2004/05/02

映画「パッション」

  パッションを忠実に描くギブソンのパッションをわがパッションとせよ

映画「パッション」を見てきました。
台詞はアラム語とラテン語で語られ、英語+日本語の字幕が付いています。
暴力的シーンは全編を通してありますが、特に鞭で打たれるシーンと十字架に釘付けにされるところが大きいでしょう。

物語はゲッセマネの園で苦しみながら祈っているところから始まります。
聖書には出てきませんが一人の女がサタン(死神?)として登場します。
この女は[イメージ]で他の人物と会話することはありません。
イエスは苦しみながら祈って倒れ伏しています。この女から出たヘビがイエスの体にまとわりつきますが、イエスは起きあがってヘビを踏みつけます。
ここは創世記3:15の預言、すなわちサタンに対する人の子の勝利を示しています。

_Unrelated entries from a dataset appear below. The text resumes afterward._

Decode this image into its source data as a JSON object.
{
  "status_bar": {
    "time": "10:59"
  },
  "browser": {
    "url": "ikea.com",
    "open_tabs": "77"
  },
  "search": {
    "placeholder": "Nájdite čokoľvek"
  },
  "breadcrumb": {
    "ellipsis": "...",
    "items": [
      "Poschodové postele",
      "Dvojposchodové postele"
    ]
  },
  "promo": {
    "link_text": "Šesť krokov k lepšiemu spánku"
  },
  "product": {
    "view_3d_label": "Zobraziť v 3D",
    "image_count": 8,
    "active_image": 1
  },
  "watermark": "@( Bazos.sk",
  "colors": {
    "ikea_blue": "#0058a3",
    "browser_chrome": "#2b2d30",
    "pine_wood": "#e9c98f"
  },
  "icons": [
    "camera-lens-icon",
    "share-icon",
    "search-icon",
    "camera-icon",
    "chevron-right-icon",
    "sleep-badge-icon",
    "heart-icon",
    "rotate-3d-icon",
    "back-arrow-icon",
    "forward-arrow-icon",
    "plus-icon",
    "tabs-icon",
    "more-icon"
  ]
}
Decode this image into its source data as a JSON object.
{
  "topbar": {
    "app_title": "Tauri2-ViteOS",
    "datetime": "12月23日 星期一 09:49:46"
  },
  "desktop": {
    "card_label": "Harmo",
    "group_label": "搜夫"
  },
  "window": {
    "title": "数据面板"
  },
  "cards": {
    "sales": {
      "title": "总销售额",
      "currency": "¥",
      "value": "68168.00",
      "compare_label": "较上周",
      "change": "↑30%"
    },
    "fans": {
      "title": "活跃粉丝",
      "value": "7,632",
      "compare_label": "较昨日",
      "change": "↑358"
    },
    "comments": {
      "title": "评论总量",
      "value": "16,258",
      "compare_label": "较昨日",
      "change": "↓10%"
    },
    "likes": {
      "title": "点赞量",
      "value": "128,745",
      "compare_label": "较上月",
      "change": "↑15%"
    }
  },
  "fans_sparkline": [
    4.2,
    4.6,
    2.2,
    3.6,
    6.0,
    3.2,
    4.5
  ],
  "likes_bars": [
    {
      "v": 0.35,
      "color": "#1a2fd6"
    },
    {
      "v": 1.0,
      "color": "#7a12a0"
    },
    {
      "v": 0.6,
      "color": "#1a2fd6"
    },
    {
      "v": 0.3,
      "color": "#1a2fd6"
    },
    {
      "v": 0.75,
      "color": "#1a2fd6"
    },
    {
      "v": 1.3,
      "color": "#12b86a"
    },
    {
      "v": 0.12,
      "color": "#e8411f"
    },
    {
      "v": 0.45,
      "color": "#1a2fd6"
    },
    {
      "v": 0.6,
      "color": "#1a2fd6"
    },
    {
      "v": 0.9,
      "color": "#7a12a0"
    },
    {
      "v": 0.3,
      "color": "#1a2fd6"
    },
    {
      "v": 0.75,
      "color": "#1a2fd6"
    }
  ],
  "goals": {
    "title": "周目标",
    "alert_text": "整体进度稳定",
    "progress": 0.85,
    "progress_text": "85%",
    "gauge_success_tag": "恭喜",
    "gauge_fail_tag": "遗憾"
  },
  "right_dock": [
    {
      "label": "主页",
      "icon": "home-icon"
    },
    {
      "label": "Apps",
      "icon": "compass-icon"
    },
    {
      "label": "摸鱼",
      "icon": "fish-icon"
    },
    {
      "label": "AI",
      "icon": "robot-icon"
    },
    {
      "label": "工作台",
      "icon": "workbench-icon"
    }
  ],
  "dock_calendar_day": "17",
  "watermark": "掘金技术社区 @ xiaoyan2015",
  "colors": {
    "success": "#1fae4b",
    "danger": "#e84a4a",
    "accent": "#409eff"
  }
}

つまりこの場面が、この後から始まるイエスの逮捕以後の出来事を総括しているのです。
あとはユダの裏切り-逮捕-裁判-処刑と続いて最後は復活したイエスが墓の中で歩き始めるところで終わっています。
その一連の物語の中に、イエスの幼い頃や、大工として働いていた頃、山上の説教、姦淫の女について「罪のない者から石を投げよ」と言って彼女を罰しなかったこと(この女性が母マリアとヨハネと共に終始イエスに寄り添っていま
す)、最後の晩餐(これは何回にも分けて出てきます)などがちりばめられています。これらは最低限の描写によって成り立っていますので、見る側が聖書に親しんでいることが前提でしょう。
物語を展開していくキャラクターとして注目したキャラクターが幾つかありました。
イエスの裁判に関してニコデモが「我々の律法によれば、まず本人から事情を聞き、何をしたかを確かめたうえでなければ、判決を下してはならないことになっているではないか」(ヨハネ7:51)と主張したのですが、これはイエスを
逮捕するのに失敗した時の出来事でした。映画では、イエスが捕らえられて深夜の裁判にかけられた時にニコデモが「茶番だ!」と批判して退出されられてしまいます。こうして、公正な裁判を主張する人が排除されたところで裁判は行われます。
ピラトは徹頭徹尾イエスの処刑に反対した人物として描かれます。一度目は無罪を宣告しますが、最高法院がおさまらないと見るや「ガリラヤ人だからヘロデに裁かせろ」とヘロデに下駄を預けます。ヘロデが変なキャラですが、これ
またイエスを処刑することを拒み再びピラトのもとに送り返されます。ピラトは「重い刑」に処すことによって何とか無実であるイエスを殺すことを回避したいと願い鞭打ちにします。このシーンがたいへん残酷です。しかし最高法院はこれで納得せず、あくまでも十字架を要求します。
この時に先頭に立って「十字架につけろ」と叫ぶのが(たぶん)大祭司です。
彼が一声叫ぶと皆がそれに続いて同じことを叫ぶのです。
暴動(によって自分が解任されること)を恐れるピラトはついに「イエスの血の責任は自分にはない」と手を洗って最高法院の要求に屈するのです。
官邸からカルバリの丘までのヴィア・ドロローサは兵士たちによる暴力で満ちています。先頃報道された米軍兵士によるイラク人に対する虐待と重なるものがあります。
そして十字架に釘で打ち付けられるシーンも槌で釘を打ち付けた時に血が噴き上がり、下につきだした釘の先からも血がしたたり落ちる念の入れようです。
イエスが逮捕された時に、一人の弟子(映画ではヨハネ福音書に従ってペトロ)が大祭司の手下マルコスの耳を切り落とします。イエスはあの有名な言葉「剣を取る者は皆、剣で滅びる」(マタイ28:52)を言います。そしてルカ福音書に従って彼の耳を元通りに癒します。聖書にはないけれど、マルコスはこのときからイエスに対する見方を変えて行きます。十字架のところまでそれは一貫しています。聖書ではこのマルコスは最高法院の手下あるいは「群衆」の一人なのですが、映画ではローマ軍兵士になっています。彼はイエスをあざ笑い、ひどく暴力的である兵士の中でただ一人イエスが何物であるかを感じ取っていたのです。
この映画の中でもっとも存在感の大きい人物は、イエスの母マリアと、ヨハネ8:7でイエスのおかげで石打を免れた女です。愛をもっと最後まで見届ける二人(+ヨハネ)と、冷酷な目をもって最後まで見届けようとする大祭司たち(最後は天候の悪化によって帰ってしまう)の対照が一つの見所だと思います。
映画を見るものがどちらの目で見るかを問うているようでもありました。